Int J Gen Med ; 14: 6277-6286, 2021.
Article in English | MEDLINE | ID: covidwho-1554093

ABSTRACT

BACKGROUND: Iota-Carrageenan (I-C) is a sulfate polysaccharide synthesized by red algae, with demonstrated antiviral activity and clinical efficacy as nasal spray in the treatment of common cold. In vitro, I-C inhibits SARS-CoV-2 infection in cell culture. RESEARCH QUESTION: Can a nasal spray with Iota-Carrageenan be useful in the prophylaxis of COVID-19 in health care workers managing patients with COVID-19 disease? STUDY DESIGN AND METHODS: This is a pilot pragmatic multicenter, randomized, double-blind, placebo-controlled study assessing the use of a nasal spray containing I-C in the prophylaxis of COVID-19 in hospital personnel dedicated to care of COVID-19 patients. Clinically healthy physicians, nurses, kinesiologists and other health care providers managing patients hospitalized for COVID-19 were assigned in a 1:1 ratio to receive four daily doses of I-C spray or placebo for 21 days. The primary end point was clinical COVID-19, as confirmed by reverse transcriptase polymerase chain reaction testing, over a period of 21 days. The trial is registered at ClinicalTrials.gov (NCT04521322). RESULTS: A total of 394 individuals were randomly assigned to receive I-C or placebo. Both treatment groups had similar baseline characteristics.

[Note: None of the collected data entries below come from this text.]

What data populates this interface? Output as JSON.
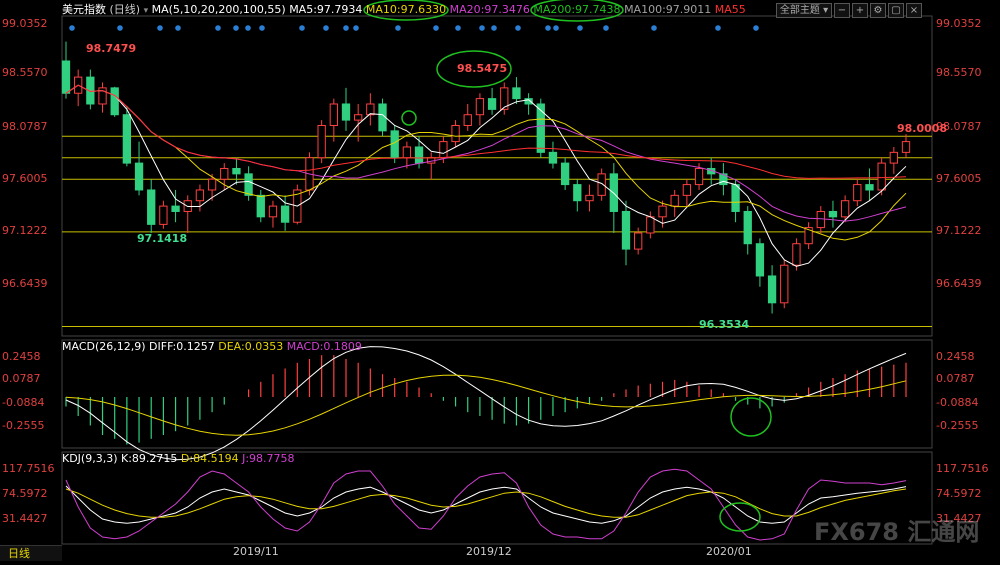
{
  "header": {
    "symbol": "美元指数",
    "period": "日线",
    "ma_label": "MA(5,10,20,200,100,55)",
    "ma5": "MA5:97.7934",
    "ma10": "MA10:97.6330",
    "ma20": "MA20:97.3476",
    "ma200": "MA200:97.7438",
    "ma100": "MA100:97.9011",
    "ma55": "MA55",
    "topic_button": "全部主题",
    "colors": {
      "ma5": "#ffffff",
      "ma10": "#e6d400",
      "ma20": "#d040d0",
      "ma200": "#20c020",
      "ma100": "#a0a0a0",
      "ma55": "#ff3030",
      "up": "#ff4040",
      "down": "#30d080"
    }
  },
  "price_axis": [
    "99.0352",
    "98.5570",
    "98.0787",
    "97.6005",
    "97.1222",
    "96.6439"
  ],
  "macd_header": {
    "name": "MACD(26,12,9)",
    "diff": "DIFF:0.1257",
    "dea": "DEA:0.0353",
    "macd": "MACD:0.1809"
  },
  "macd_axis": [
    "0.2458",
    "0.0787",
    "-0.0884",
    "-0.2555"
  ],
  "kdj_header": {
    "name": "KDJ(9,3,3)",
    "k": "K:89.2715",
    "d": "D:84.5194",
    "j": "J:98.7758"
  },
  "kdj_axis": [
    "117.7516",
    "74.5972",
    "31.4427"
  ],
  "x_labels": [
    "2019/11",
    "2019/12",
    "2020/01"
  ],
  "annotations": [
    "98.7479",
    "98.5475",
    "98.0008",
    "97.1418",
    "96.3534"
  ],
  "bottom_tab": "日线",
  "watermark": "FX678 汇通网",
  "chart_data": {
    "type": "candlestick",
    "ylim": [
      96.16,
      99.1
    ],
    "x_ticks": [
      {
        "index": 43,
        "label": "2019/11"
      },
      {
        "index": 100,
        "label": "2019/12"
      },
      {
        "index": 158,
        "label": "2020/01"
      }
    ],
    "horizontal_levels": [
      98.0,
      97.8,
      97.6,
      97.11,
      96.23
    ],
    "candles": [
      [
        98.7,
        98.88,
        98.35,
        98.4
      ],
      [
        98.4,
        98.62,
        98.28,
        98.55
      ],
      [
        98.55,
        98.62,
        98.25,
        98.3
      ],
      [
        98.3,
        98.5,
        98.22,
        98.45
      ],
      [
        98.45,
        98.46,
        98.18,
        98.2
      ],
      [
        98.2,
        98.28,
        97.72,
        97.75
      ],
      [
        97.75,
        97.95,
        97.45,
        97.5
      ],
      [
        97.5,
        97.6,
        97.1,
        97.18
      ],
      [
        97.18,
        97.4,
        97.14,
        97.35
      ],
      [
        97.35,
        97.5,
        97.2,
        97.3
      ],
      [
        97.3,
        97.45,
        97.1,
        97.4
      ],
      [
        97.4,
        97.55,
        97.3,
        97.5
      ],
      [
        97.5,
        97.65,
        97.4,
        97.6
      ],
      [
        97.6,
        97.75,
        97.5,
        97.7
      ],
      [
        97.7,
        97.8,
        97.55,
        97.65
      ],
      [
        97.65,
        97.72,
        97.4,
        97.45
      ],
      [
        97.45,
        97.5,
        97.2,
        97.25
      ],
      [
        97.25,
        97.4,
        97.15,
        97.35
      ],
      [
        97.35,
        97.45,
        97.12,
        97.2
      ],
      [
        97.2,
        97.55,
        97.18,
        97.5
      ],
      [
        97.5,
        97.85,
        97.45,
        97.8
      ],
      [
        97.8,
        98.15,
        97.75,
        98.1
      ],
      [
        98.1,
        98.35,
        97.95,
        98.3
      ],
      [
        98.3,
        98.45,
        98.05,
        98.15
      ],
      [
        98.15,
        98.3,
        97.95,
        98.2
      ],
      [
        98.2,
        98.4,
        98.1,
        98.3
      ],
      [
        98.3,
        98.35,
        98.0,
        98.05
      ],
      [
        98.05,
        98.1,
        97.75,
        97.8
      ],
      [
        97.8,
        97.95,
        97.7,
        97.9
      ],
      [
        97.9,
        98.0,
        97.7,
        97.75
      ],
      [
        97.75,
        97.85,
        97.6,
        97.8
      ],
      [
        97.8,
        98.0,
        97.75,
        97.95
      ],
      [
        97.95,
        98.15,
        97.9,
        98.1
      ],
      [
        98.1,
        98.3,
        98.05,
        98.2
      ],
      [
        98.2,
        98.4,
        98.1,
        98.35
      ],
      [
        98.35,
        98.45,
        98.2,
        98.25
      ],
      [
        98.25,
        98.5,
        98.2,
        98.45
      ],
      [
        98.45,
        98.55,
        98.3,
        98.35
      ],
      [
        98.35,
        98.4,
        98.2,
        98.3
      ],
      [
        98.3,
        98.35,
        97.8,
        97.85
      ],
      [
        97.85,
        97.95,
        97.7,
        97.75
      ],
      [
        97.75,
        97.8,
        97.5,
        97.55
      ],
      [
        97.55,
        97.6,
        97.3,
        97.4
      ],
      [
        97.4,
        97.55,
        97.3,
        97.45
      ],
      [
        97.45,
        97.7,
        97.4,
        97.65
      ],
      [
        97.65,
        97.75,
        97.1,
        97.3
      ],
      [
        97.3,
        97.4,
        96.8,
        96.95
      ],
      [
        96.95,
        97.15,
        96.9,
        97.1
      ],
      [
        97.1,
        97.3,
        97.05,
        97.25
      ],
      [
        97.25,
        97.4,
        97.15,
        97.35
      ],
      [
        97.35,
        97.5,
        97.25,
        97.45
      ],
      [
        97.45,
        97.6,
        97.35,
        97.55
      ],
      [
        97.55,
        97.75,
        97.5,
        97.7
      ],
      [
        97.7,
        97.8,
        97.55,
        97.65
      ],
      [
        97.65,
        97.75,
        97.45,
        97.55
      ],
      [
        97.55,
        97.6,
        97.2,
        97.3
      ],
      [
        97.3,
        97.35,
        96.9,
        97.0
      ],
      [
        97.0,
        97.05,
        96.6,
        96.7
      ],
      [
        96.7,
        96.8,
        96.35,
        96.45
      ],
      [
        96.45,
        96.85,
        96.4,
        96.8
      ],
      [
        96.8,
        97.05,
        96.75,
        97.0
      ],
      [
        97.0,
        97.2,
        96.95,
        97.15
      ],
      [
        97.15,
        97.35,
        97.1,
        97.3
      ],
      [
        97.3,
        97.4,
        97.15,
        97.25
      ],
      [
        97.25,
        97.45,
        97.2,
        97.4
      ],
      [
        97.4,
        97.6,
        97.35,
        97.55
      ],
      [
        97.55,
        97.7,
        97.4,
        97.5
      ],
      [
        97.5,
        97.8,
        97.45,
        97.75
      ],
      [
        97.75,
        97.9,
        97.65,
        97.85
      ],
      [
        97.85,
        98.02,
        97.8,
        97.95
      ]
    ],
    "macd_hist": [
      -0.05,
      -0.1,
      -0.15,
      -0.2,
      -0.22,
      -0.25,
      -0.24,
      -0.22,
      -0.2,
      -0.18,
      -0.15,
      -0.12,
      -0.08,
      -0.04,
      0,
      0.04,
      0.08,
      0.12,
      0.15,
      0.18,
      0.2,
      0.22,
      0.22,
      0.2,
      0.18,
      0.15,
      0.12,
      0.1,
      0.08,
      0.05,
      0.02,
      -0.02,
      -0.05,
      -0.08,
      -0.1,
      -0.12,
      -0.14,
      -0.15,
      -0.14,
      -0.12,
      -0.1,
      -0.08,
      -0.06,
      -0.04,
      -0.02,
      0.02,
      0.04,
      0.06,
      0.07,
      0.08,
      0.09,
      0.08,
      0.06,
      0.04,
      0.02,
      -0.02,
      -0.04,
      -0.06,
      -0.05,
      -0.03,
      0.02,
      0.05,
      0.08,
      0.1,
      0.12,
      0.14,
      0.15,
      0.16,
      0.17,
      0.18
    ],
    "kdj_k": [
      90,
      70,
      50,
      35,
      30,
      28,
      30,
      35,
      40,
      45,
      55,
      70,
      80,
      85,
      80,
      75,
      65,
      55,
      45,
      40,
      45,
      55,
      70,
      80,
      85,
      88,
      80,
      70,
      60,
      50,
      45,
      50,
      60,
      70,
      80,
      85,
      88,
      85,
      70,
      55,
      45,
      40,
      35,
      30,
      28,
      32,
      40,
      55,
      70,
      80,
      85,
      88,
      85,
      80,
      70,
      55,
      40,
      30,
      28,
      30,
      45,
      60,
      70,
      72,
      75,
      78,
      80,
      82,
      85,
      89
    ],
    "kdj_d": [
      85,
      78,
      68,
      58,
      50,
      44,
      40,
      38,
      38,
      40,
      45,
      52,
      60,
      68,
      72,
      74,
      72,
      68,
      62,
      56,
      52,
      52,
      56,
      62,
      68,
      74,
      76,
      74,
      70,
      64,
      58,
      55,
      56,
      60,
      66,
      72,
      78,
      80,
      78,
      72,
      64,
      56,
      50,
      44,
      40,
      38,
      38,
      42,
      50,
      58,
      66,
      74,
      78,
      80,
      78,
      72,
      62,
      52,
      44,
      40,
      40,
      46,
      54,
      60,
      66,
      70,
      74,
      78,
      82,
      85
    ],
    "kdj_j": [
      100,
      55,
      20,
      5,
      2,
      5,
      15,
      30,
      45,
      60,
      80,
      105,
      115,
      110,
      95,
      80,
      55,
      35,
      20,
      15,
      30,
      60,
      95,
      110,
      115,
      115,
      90,
      60,
      40,
      20,
      18,
      40,
      70,
      90,
      105,
      110,
      112,
      95,
      55,
      25,
      10,
      5,
      5,
      2,
      2,
      15,
      45,
      80,
      105,
      115,
      118,
      115,
      100,
      85,
      55,
      25,
      5,
      0,
      2,
      10,
      50,
      85,
      100,
      98,
      95,
      95,
      95,
      92,
      95,
      99
    ]
  }
}
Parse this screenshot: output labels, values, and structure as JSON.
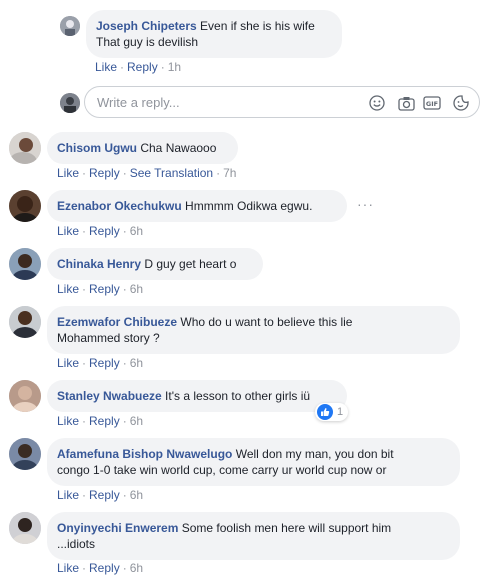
{
  "actions": {
    "like": "Like",
    "reply": "Reply",
    "see_translation": "See Translation",
    "separator": "·"
  },
  "reply_box": {
    "placeholder": "Write a reply..."
  },
  "icons": [
    "emoji-icon",
    "camera-icon",
    "gif-icon",
    "sticker-icon",
    "like-reaction-icon",
    "more-options-icon"
  ],
  "colors": {
    "author": "#385898",
    "bubble": "#f2f3f5",
    "meta": "#90949c",
    "like_badge": "#2078f4"
  },
  "comments": [
    {
      "author": "Joseph Chipeters",
      "text_line1": "Even if she is his wife",
      "text_line2": "That guy is devilish",
      "time": "1h"
    },
    {
      "author": "Chisom Ugwu",
      "text": "Cha Nawaooo",
      "time": "7h"
    },
    {
      "author": "Ezenabor Okechukwu",
      "text": "Hmmmm Odikwa egwu.",
      "time": "6h"
    },
    {
      "author": "Chinaka Henry",
      "text": "D guy get heart o",
      "time": "6h"
    },
    {
      "author": "Ezemwafor Chibueze",
      "text_line1": "Who do u want to believe this lie",
      "text_line2": "Mohammed story ?",
      "time": "6h"
    },
    {
      "author": "Stanley Nwabueze",
      "text": "It's a lesson to other girls iü",
      "time": "6h",
      "reactions": "1"
    },
    {
      "author": "Afamefuna Bishop Nwawelugo",
      "text_line1": "Well don my man, you don bit",
      "text_line2": "congo 1-0 take win world cup, come carry ur world cup now or",
      "time": "6h"
    },
    {
      "author": "Onyinyechi Enwerem",
      "text_line1": "Some foolish men here will support him",
      "text_line2": "...idiots",
      "time": "6h"
    }
  ]
}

The incidence of COVID-19 differs significantly between subjects receiving the nasal spray with I-C (2 of 196 [1.0%]) and those receiving placebo (10 of 198 [5.0%]). Relative risk reduction: 79.8% (95% CI 5.3 to 95.4; p=0.03). Absolute risk reduction: 4% (95% CI 0.6 to 7.4). INTERPRETATION: In this pilot study a nasal spray with I-C showed significant efficacy in preventing COVID-19 in health care workers managing patients with COVID-19 disease. CLINICAL TRIALS REGISTRATION: NCT04521322.